Posted by James Fennessy
The real emphasis of this characteristic of world-class sales forces is spending more time looking at the early stages of the pipeline than the late stages. That is because the opportunity to create value rests in the early stages. In the case of average companies, the language of management towards its sales force is always thus: When is the deal going to close? When are we going to submit the proposal? When are we going to get the contract? When are we going to get the order? When are we going to send the invoice? When are we going to get paid?
The fact is, by the later stages of the pipeline, when the orientation is on closing the deal and tying up loose ends, it is too late. There are very few degrees of freedom left to create value. And by focusing on the later stages, average companies are inadvertently defining themselves as transactional companies selling a commodity. Now, to be sure, there is nothing wrong with these late stage questions, but they have to be counterweighted with much more attention at the early stages of the pipeline, where great sales coaches begin asking questions like: What unrecognised problem can we help this client see? What unforeseen opportunity can we help this client identify? And so on.

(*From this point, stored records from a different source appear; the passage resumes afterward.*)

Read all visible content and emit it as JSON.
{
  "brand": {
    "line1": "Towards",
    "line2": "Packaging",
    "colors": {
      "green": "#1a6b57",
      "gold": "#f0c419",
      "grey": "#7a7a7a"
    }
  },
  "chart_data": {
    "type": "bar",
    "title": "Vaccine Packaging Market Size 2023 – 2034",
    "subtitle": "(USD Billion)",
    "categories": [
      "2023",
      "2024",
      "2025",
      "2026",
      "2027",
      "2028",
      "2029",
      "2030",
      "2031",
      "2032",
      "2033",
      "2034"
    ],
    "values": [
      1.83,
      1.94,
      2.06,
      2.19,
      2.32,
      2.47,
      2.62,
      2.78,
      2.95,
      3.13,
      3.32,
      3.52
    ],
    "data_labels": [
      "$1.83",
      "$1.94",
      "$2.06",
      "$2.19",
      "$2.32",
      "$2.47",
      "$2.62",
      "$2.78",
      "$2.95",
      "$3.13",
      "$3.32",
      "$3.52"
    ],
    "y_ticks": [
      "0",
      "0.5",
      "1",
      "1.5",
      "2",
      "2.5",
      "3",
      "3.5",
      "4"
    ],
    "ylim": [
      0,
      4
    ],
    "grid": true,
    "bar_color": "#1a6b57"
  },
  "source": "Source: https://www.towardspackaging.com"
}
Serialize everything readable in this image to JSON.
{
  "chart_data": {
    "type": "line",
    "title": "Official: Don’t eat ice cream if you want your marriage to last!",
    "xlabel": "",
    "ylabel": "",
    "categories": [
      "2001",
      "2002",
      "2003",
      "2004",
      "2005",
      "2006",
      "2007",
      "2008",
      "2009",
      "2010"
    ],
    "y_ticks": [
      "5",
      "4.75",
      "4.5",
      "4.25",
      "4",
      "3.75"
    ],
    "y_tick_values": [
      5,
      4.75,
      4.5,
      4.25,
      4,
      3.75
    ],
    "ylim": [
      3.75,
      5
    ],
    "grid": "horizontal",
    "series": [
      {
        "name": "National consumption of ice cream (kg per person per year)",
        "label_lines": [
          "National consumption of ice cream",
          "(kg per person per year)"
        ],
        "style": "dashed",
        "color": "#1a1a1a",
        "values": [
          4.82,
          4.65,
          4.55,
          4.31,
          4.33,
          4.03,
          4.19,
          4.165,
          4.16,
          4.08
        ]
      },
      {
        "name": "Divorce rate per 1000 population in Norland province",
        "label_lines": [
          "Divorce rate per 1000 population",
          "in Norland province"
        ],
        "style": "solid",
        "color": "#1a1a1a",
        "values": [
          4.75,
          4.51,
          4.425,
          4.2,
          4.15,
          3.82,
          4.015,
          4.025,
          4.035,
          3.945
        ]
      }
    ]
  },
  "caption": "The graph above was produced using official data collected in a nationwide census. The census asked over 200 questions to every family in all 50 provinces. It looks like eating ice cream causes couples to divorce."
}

The management in a world-class company spends at least as much time – and our research would argue twice as much time – focusing on that front end of the sales pipeline where the funnel is wide and the degrees of freedom are numerous to be able to create value. Again, there is nothing wrong with asking the late stage questions, but if that’s the only focus, the company is being focused in a transactional way. Companies that inadvertently become transactional by not focusing on the early stages of the pipeline, and then turn around and ask their sellers to be consultative, will find themselves in a quandary. If the only questions being asked are the late-stage questions, salespeople will soon realise that they have no need to be consultative because what is measured is what gets done. The most powerful form of measurement is what the sales manager asks about. And if a manager only asks the late-stage questions, he is simply saying: Make business happen. Superior sales coaches get involved early in the sales cycle, where there is most opportunity to create value. They ask the questions that help to create value and drive progressive outcomes.
The prerequisite for focusing on the early stages of the business pipeline is that sellers have to understand the phases that buyers go through in making a decision, and how to recognize where they are in the cycle. The organisation can then embrace the early stages of that cycle.